November 25, 2024

Watson wie ein Löwe, aber: Münchener Clubs lassen Federn

Hartmut Metz – Die beiden Münchner Schach-Bundesligisten sind wie die deutsche Fußball-Nationalmannschaft am Wochenende zu einem Remis gekommen. Zufrieden sind aber damit weder der FC Bayern noch der Münchener Schachclub (MSC) 1836. Beide müssen dadurch ein Auge auf den Klassenverbleib richten: Die Schach-Abteilung des FCB hat nun 3:7 Punkte und liegt nur dank der besseren Brettpunkte fern eines Abstiegsplatzes. Der MSC 1836 (4:6 Punkte) verfügt derzeit auch nur über einen minimalen Puffer, auch wenn er als Siebter optisch gut liegt in dem 16 Teams umfassenden Oberhaus.

MSC-Allergie? Pentala Harikrishna beim Prager Schachfestival. | Foto: Petr Vrabec/Prager Schachfestival

„Das Wochenende lief nicht ganz zufriedenstellend“, konstatiert Bayern-Chef Jörg Wengler angesichts der 3:5-Niederlage gegen den schwäbischen Gastgeber SF Deizisau (8:2) und des „zu hoch ausgefallenen“ 1,5:6,5 im Duell mit Meisteranwärter SC Viernheim (8:0), in dem nur drei Unentschieden gelangen. Das 4:4 gegen Aufsteiger Remagen Sinzig (2:6) war zu wenig, um sich unten abzusetzen. Gegen den Tabellenvorletzten sorgte der Iraner Seyed Mohammad Amin Tabatabei an Brett zwei gegen Vojtech Plat für den einzigen Bayern-Sieg des Wochenendes. Makan Rafiee musste gegen Alexandre Dgebuadze den Ausgleich zulassen. „Das 4:4 war leistungsgerecht“, räumt Wengler ein.

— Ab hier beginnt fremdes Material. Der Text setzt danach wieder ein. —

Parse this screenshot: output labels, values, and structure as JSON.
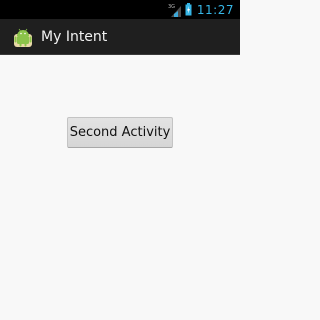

Rafiee unterlag ebenso wie Peter Meister gegen die hinten deutlich besser besetzten SF Deizisau. Der Tabellenzweite setzte sich dank der Erfolge von Rustem Dautov und Adam Zoltan Kozak in dem vorgezogenen Match der siebten Runde durch. Am Spitzenbrett trotzte dabei Nationalspieler Matthias Blübaum dem iranischen Topspieler Parham Maghsoodloo. Im Spitzenspiel der Bundesliga konnte danach Deizisau der OSG Baden-Baden keine Schützenhilfe leisten: Viernheim setzte sich bei sieben Remis hauchdünn mit 4,5:3,5 durch. David Anton Guijarro machte den Unterschied. Der Spanier bezwang Andreas Heimann.

Nerven aus Stahl

„William Watson kämpfte wie ein Löwe“, meint MSC-Boss Michael Reiß. Doch der englische Großmeister verdarb am Samstag gegen seinen ehemaligen Castrop-Rauxler Vereinskameraden Volkmar Dinstuhl eine ausgeglichene Stellung. Letzterer rettete durch einen Mattangriff seinem neuen Klub SV Mülheim Nord ein 4:4. Das Duell der einstigen Klubkollegen war laut Reiß auch aus einem weiteren Grund brisant: Watson sollte mit seiner Anwaltskanzlei für Schach-Sponsor Tata Steel den deutschen Stahlriesen Thyssenkrupp übernehmen – doch Dinstuhl wehrte die Übernahme ab. Der gebürtige Oberhausener gilt laut „Handelsblatt“ auch als der große Macher, der den 17-Milliarden-Deal einfädelte, mit dem Thyssenkrupp seine Aufzugssparte unerwartet teuer an ein Konsortium verkaufte. Jetzt bewies der Manager wieder Nerven aus Stahl und kam dank eines Damenschwenks auf der dritten Reihe samt undeckbarem Matt zum Ausgleich.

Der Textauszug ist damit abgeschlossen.